Digging deeper, there is another concept called intersectionality, which is a framework to understand the complexity of diversity and how people’s identities combine to create different forms of discrimination and privilege. It is all the diversity factors that inform our identity. We all have a gender, a race, a physical location, spirituality, language etc. It is a lens through which you can see to understand that complexity even more. Intersectionality means listening to others, examining our own privileges and asking questions about who may be excluded or adversely affected by our work. It means taking measurable action to invite, include and center the voices of marginalized individuals. Taking an intersectionality approach allows you to work on and solve problems and barriers for more than one group at a time.
The presentation looked at and helped participants understand different identity concepts.
For me this was really helpful. Race is a social construct and is often associated with biology and linked with physical characteristics such as skin color, hair texture and facial features. Race was created by humans, it is a social construct that changes over time.
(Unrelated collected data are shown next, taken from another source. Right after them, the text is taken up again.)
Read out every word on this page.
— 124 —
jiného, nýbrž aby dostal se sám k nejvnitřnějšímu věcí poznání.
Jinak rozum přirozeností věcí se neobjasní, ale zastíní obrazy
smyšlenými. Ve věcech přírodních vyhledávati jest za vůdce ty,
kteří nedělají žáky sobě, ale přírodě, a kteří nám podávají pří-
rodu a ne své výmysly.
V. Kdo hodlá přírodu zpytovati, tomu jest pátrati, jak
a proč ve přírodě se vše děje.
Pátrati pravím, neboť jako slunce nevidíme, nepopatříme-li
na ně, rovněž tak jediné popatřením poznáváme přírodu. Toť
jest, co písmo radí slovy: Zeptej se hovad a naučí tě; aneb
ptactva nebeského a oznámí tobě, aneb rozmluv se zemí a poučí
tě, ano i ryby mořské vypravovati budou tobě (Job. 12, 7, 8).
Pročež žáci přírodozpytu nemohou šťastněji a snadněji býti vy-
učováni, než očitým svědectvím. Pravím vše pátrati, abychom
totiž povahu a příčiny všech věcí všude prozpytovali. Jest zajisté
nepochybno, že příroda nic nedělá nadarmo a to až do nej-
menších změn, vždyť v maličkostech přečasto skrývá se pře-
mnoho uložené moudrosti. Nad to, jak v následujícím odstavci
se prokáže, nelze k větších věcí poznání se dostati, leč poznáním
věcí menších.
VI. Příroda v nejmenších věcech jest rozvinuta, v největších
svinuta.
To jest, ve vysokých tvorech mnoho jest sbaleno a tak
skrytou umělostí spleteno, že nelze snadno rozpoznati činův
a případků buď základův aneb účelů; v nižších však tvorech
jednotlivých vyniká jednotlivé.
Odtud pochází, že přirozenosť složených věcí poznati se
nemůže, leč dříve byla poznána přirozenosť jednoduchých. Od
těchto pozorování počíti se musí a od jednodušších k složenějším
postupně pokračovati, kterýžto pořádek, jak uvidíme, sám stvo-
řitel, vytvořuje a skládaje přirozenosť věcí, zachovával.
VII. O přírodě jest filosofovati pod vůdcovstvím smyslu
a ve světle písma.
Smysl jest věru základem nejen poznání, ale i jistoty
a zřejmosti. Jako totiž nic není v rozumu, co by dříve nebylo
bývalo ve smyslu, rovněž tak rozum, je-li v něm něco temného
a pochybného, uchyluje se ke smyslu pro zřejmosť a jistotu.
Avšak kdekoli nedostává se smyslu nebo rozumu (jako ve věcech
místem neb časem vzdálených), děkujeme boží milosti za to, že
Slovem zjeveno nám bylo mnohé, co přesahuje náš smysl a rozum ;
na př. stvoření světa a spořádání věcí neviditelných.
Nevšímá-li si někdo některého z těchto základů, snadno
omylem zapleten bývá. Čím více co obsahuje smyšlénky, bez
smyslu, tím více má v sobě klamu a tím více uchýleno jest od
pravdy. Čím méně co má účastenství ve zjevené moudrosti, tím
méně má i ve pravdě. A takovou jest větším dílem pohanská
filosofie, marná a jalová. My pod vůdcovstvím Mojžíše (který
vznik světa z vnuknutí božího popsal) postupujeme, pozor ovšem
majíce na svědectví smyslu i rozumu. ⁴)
Ethnicity is linked with cultural expression and identification, it is a cultural phenomenon, for example someone is Francophone or Asian. BIPOC or black, indigenous, people of colour is now the common term, with the former term being visible minority. It is much more acceptable today to use the term BIPOC and it is really recommended that you be as specific as possible where you can.
Indigeneity is an umbrella term. There are a number of recommended terms, such as First Nations, Indigenous, Inuit and Metis peoples and some different context specific terms, like Aboriginal, Indian or Native. This can be tricky to navigate as a term that might be acceptable to some, might also be offensive to others. It is always best to ask what a certain group or individual prefers to be called. Overall Indigenous Peoples is the broadest term that is most commonly accepted. The most respectful approach is often to use the most specific term for a population when possible. Always ask respectfully when you have any questions and consider capitalization as a sign of respect to the people you are referring to.
There was lots more good, relevant information in the overview presentation that can contribute to those in the woodworking industry to better understand and take advantage of the benefits that D&I can bring to their organisations. I will expand on those in my next column.